What drove the shift? Mostly cost and access. Tools that once required an engineering team now run on a $20/month subscription. For owners already spread thin, that changed the math.

The Federal Reserve noticed something remarkable last year: small businesses were adopting AI faster than large firms - a reversal that hadn't happened before in the monitoring data. Enterprise adoption had plateaued while small businesses were still accelerating.
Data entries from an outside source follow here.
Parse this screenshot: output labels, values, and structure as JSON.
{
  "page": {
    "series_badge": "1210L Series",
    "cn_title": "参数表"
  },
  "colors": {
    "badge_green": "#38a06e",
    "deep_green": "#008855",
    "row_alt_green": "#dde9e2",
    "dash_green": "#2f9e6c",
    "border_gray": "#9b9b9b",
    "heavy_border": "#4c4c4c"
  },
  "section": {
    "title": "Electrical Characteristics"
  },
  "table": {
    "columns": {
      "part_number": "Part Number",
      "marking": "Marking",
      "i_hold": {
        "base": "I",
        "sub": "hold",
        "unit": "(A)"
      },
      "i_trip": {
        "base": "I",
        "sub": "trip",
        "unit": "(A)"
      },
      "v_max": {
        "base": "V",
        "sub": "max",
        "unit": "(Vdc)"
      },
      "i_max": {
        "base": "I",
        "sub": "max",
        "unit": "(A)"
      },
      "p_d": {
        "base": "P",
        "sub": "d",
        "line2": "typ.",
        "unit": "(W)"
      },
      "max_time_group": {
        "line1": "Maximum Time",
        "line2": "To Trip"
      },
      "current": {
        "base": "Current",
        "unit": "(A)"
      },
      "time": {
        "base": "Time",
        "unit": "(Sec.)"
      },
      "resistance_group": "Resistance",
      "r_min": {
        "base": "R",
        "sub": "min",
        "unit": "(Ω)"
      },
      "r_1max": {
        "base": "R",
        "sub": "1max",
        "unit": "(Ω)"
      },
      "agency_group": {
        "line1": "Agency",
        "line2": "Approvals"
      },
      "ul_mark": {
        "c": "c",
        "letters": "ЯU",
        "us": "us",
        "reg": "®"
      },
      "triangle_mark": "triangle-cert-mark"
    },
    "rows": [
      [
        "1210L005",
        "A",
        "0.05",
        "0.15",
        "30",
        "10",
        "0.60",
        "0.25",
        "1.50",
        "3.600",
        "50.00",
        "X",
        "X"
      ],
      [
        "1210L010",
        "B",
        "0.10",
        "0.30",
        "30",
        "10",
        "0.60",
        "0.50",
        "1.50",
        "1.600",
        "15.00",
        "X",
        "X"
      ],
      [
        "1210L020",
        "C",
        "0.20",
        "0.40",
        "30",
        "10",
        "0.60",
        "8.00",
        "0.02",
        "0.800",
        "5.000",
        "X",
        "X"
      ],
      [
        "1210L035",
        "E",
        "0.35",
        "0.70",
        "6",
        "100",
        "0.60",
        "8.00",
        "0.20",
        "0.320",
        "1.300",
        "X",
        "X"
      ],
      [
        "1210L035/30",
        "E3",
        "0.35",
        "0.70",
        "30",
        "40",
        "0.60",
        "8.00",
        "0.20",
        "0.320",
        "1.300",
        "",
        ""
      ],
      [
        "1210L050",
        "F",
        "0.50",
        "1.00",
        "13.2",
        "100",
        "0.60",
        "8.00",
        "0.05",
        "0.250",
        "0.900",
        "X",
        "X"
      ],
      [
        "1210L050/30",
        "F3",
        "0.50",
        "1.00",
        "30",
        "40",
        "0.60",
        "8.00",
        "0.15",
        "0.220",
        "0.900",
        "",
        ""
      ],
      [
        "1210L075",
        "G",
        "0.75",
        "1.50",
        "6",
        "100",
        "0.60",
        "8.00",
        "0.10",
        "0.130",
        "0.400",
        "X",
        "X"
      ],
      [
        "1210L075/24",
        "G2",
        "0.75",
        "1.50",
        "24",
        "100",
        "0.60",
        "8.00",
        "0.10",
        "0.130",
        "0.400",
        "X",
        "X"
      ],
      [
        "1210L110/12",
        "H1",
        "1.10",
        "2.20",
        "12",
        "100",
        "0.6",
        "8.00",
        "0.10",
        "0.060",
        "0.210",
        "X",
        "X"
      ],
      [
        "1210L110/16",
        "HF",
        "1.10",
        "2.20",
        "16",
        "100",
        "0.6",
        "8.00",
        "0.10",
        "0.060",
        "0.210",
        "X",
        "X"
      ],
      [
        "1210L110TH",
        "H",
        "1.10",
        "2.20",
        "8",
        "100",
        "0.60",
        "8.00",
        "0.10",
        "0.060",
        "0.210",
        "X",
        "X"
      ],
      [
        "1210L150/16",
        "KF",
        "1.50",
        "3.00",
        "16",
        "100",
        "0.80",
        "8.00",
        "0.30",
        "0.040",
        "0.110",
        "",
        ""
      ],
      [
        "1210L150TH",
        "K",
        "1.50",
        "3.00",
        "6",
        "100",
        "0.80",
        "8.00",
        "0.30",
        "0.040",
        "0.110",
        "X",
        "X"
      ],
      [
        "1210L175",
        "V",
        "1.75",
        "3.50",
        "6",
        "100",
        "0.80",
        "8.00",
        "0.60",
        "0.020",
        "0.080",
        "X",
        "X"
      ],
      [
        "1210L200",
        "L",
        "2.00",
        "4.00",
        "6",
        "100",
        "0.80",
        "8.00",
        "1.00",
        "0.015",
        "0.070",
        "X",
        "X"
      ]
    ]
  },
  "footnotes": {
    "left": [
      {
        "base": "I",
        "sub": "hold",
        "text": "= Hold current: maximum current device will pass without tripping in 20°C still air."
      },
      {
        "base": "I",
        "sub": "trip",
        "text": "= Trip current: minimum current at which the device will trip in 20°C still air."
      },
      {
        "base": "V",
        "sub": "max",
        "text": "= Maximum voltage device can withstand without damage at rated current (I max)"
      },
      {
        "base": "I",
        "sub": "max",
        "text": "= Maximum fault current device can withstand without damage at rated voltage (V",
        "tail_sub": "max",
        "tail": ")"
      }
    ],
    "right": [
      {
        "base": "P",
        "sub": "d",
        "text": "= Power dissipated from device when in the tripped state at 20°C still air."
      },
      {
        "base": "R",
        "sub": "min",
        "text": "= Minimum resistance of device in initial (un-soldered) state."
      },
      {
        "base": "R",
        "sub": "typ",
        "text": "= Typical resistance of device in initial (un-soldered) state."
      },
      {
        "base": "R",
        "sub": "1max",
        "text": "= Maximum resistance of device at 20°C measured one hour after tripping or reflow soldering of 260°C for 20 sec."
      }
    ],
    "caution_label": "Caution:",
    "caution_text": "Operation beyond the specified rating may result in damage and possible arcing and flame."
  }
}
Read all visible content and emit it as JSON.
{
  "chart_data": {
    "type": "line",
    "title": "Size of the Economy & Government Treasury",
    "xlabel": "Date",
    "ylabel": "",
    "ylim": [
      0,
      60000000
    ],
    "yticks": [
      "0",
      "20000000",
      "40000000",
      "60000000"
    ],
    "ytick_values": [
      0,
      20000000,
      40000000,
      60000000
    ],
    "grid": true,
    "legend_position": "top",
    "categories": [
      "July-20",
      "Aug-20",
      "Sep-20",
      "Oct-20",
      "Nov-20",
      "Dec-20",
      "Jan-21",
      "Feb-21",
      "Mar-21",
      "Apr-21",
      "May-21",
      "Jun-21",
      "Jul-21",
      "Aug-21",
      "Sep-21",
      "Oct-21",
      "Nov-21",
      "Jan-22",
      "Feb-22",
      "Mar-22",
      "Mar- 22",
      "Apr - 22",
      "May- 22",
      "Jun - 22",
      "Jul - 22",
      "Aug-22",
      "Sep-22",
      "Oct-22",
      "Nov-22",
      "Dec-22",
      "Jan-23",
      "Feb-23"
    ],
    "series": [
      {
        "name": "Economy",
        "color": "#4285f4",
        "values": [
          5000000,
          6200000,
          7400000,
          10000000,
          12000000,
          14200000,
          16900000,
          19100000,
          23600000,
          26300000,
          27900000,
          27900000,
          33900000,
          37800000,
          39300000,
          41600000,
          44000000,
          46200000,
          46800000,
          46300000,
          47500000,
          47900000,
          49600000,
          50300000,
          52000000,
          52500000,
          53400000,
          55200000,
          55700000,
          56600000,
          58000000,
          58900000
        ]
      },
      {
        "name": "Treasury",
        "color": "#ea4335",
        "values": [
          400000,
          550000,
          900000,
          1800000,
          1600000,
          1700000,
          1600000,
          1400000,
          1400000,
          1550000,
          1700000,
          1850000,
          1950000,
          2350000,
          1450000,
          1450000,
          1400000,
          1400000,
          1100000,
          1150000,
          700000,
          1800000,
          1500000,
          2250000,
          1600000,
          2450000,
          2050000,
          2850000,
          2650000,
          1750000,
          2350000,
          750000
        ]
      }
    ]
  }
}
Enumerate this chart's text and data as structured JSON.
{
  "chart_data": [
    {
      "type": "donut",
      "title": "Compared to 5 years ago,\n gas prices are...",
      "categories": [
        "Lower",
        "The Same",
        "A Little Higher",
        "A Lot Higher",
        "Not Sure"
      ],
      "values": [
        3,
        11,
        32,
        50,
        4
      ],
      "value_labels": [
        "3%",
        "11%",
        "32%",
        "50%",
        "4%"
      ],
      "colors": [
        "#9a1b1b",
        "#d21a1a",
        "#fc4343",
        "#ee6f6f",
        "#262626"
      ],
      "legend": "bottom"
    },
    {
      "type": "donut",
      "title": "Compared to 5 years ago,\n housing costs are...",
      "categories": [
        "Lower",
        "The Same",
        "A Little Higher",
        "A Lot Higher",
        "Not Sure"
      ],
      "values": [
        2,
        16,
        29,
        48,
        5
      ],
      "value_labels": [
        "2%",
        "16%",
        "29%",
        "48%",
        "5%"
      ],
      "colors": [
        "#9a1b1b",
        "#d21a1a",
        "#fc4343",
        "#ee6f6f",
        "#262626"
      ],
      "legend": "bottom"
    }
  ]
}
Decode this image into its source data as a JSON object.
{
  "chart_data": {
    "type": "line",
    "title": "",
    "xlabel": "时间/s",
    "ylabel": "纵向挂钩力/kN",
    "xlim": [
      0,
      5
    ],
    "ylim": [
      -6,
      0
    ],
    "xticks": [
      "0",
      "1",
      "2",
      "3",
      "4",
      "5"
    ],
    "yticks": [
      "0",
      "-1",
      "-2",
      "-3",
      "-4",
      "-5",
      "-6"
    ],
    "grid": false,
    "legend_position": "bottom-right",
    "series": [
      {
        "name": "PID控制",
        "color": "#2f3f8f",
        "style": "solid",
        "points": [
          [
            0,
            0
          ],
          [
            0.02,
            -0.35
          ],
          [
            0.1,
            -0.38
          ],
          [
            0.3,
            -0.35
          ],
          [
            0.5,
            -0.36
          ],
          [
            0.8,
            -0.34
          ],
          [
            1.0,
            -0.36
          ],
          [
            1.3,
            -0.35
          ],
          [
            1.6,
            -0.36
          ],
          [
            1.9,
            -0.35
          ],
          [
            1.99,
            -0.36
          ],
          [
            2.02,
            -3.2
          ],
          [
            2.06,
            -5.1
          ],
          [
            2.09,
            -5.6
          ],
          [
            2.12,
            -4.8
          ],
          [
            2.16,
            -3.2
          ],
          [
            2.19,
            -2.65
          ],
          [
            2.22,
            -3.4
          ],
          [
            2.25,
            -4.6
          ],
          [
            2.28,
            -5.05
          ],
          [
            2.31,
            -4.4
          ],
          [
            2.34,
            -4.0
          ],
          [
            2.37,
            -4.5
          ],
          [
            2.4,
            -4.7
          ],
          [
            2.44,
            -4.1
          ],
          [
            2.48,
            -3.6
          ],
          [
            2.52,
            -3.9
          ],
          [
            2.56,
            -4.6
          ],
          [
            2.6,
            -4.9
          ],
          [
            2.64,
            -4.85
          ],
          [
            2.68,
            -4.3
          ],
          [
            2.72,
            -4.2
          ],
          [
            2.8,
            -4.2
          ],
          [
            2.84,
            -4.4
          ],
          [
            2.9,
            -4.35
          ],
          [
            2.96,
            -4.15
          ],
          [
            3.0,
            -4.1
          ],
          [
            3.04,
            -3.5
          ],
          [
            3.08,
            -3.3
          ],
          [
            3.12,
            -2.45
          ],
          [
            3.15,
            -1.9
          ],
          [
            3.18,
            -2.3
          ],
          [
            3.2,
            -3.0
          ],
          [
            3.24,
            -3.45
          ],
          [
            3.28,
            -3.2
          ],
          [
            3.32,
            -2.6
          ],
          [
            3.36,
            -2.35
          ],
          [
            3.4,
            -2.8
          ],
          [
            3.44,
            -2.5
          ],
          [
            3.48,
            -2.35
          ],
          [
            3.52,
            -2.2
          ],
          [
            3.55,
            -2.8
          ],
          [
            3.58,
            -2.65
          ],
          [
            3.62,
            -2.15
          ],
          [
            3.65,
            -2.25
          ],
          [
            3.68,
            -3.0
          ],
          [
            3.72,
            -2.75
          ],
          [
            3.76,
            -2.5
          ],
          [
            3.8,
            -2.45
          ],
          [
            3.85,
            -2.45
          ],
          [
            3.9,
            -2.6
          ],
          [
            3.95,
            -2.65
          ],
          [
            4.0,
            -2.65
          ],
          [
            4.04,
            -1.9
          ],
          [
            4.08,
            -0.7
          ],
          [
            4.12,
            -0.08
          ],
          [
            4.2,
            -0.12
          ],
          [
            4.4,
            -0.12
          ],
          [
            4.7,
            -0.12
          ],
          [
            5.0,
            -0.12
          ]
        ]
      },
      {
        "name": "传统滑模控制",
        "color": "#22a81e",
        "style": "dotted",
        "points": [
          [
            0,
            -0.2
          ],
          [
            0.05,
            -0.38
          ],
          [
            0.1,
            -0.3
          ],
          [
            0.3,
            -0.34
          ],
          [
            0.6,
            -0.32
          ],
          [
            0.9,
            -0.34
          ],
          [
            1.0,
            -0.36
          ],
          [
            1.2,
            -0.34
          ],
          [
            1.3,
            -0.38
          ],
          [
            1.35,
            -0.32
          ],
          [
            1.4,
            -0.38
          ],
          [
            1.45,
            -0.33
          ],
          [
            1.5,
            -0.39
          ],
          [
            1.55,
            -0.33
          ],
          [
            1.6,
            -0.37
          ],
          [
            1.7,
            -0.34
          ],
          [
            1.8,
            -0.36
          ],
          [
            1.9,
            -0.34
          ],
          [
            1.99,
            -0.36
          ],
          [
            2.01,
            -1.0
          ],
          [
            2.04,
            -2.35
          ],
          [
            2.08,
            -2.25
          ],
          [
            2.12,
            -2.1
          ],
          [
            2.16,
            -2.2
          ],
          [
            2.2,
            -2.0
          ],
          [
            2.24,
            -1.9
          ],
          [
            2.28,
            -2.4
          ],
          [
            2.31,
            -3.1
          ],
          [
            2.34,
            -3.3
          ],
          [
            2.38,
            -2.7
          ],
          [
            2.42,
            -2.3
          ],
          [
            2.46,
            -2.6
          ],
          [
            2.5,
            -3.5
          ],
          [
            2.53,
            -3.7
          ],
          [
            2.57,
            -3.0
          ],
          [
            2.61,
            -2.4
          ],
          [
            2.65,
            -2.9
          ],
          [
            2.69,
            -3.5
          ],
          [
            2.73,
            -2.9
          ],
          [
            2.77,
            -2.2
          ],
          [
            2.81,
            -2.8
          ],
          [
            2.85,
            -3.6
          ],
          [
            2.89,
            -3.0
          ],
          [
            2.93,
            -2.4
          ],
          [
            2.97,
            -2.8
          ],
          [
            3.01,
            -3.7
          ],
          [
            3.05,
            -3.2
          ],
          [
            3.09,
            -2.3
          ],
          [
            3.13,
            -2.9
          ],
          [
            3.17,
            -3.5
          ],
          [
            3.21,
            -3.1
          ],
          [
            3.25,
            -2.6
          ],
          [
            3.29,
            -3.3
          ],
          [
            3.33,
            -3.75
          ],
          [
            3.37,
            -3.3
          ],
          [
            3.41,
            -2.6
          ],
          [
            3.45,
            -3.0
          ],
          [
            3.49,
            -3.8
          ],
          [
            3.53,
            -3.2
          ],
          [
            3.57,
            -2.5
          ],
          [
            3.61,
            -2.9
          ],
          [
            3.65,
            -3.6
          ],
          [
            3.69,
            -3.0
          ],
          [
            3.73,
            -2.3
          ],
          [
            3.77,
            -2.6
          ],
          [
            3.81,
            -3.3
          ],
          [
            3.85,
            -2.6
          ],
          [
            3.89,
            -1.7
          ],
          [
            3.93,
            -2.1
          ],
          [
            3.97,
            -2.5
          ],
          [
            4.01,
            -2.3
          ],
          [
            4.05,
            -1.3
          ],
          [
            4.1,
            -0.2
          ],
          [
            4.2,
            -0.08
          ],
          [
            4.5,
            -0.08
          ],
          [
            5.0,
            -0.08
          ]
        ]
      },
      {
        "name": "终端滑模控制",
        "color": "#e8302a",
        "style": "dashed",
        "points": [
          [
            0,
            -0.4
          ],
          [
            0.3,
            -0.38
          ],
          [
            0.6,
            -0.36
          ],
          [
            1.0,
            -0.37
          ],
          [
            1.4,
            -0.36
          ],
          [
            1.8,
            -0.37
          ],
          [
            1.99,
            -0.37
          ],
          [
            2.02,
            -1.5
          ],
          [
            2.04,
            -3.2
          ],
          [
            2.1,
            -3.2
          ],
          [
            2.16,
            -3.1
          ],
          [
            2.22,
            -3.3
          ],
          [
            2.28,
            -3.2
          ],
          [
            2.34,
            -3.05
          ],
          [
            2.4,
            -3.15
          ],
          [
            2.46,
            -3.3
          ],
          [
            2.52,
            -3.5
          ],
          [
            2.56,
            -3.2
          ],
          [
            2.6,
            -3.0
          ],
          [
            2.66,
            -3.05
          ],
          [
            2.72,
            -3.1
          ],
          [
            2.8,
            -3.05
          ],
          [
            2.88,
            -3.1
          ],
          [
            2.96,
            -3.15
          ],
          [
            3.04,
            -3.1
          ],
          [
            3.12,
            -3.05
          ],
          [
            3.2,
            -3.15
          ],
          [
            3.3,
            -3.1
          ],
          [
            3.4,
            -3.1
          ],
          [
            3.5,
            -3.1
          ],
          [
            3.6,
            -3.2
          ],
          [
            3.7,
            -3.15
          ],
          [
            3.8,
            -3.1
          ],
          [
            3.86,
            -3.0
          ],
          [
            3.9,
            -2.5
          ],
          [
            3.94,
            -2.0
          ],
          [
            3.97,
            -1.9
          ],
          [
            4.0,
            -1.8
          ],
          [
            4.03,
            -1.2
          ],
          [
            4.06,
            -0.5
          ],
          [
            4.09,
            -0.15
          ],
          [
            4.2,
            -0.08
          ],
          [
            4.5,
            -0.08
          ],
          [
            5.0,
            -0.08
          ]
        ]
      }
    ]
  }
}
Small businesses move faster. That's always been true. Now they've got the tools to match their speed.

The confidence gap

Among the 495 businesses using AI - either regularly or experimentally - 78.6% report that AI has reduced costs or improved efficiency. And here's the kicker: 93% of small businesses using AI plan to continue investing in it in the next year. And, 62% report they will increase AI-related spending.

When people vote with their wallets, that's the clearest signal you'll get.

Sharat Raghavan from LinkedIn put it perfectly: "AI has moved from a tool to a strategic asset for small businesses aiming to stay resilient and grow in 2026. By adopting AI, businesses can streamline operations, reduce costs, and accelerate decision-making, creating space for innovation and relationship-building."

Start small, think stack

For small business owners still exploring AI, start simple and focus on pain points. Begin with a core AI assistant like ChatGPT for research, writing, brainstorming, and customer communication, then layer in one high-impact tool based on your biggest need, which may be customer service, marketing, pricing, workflow automation, or financial visibility.

Don't try to build everything at once. The goal is not to adopt everything at once, but to build an AI "stack" gradually, testing what delivers the most time savings or revenue impact. SBE Council data shows that the businesses experiencing the greatest returns are those that experiment, iterate, and expand their use of AI strategically.

Pick one problem. Solve it well. Then add the next tool.

Five tools. That's where the money is.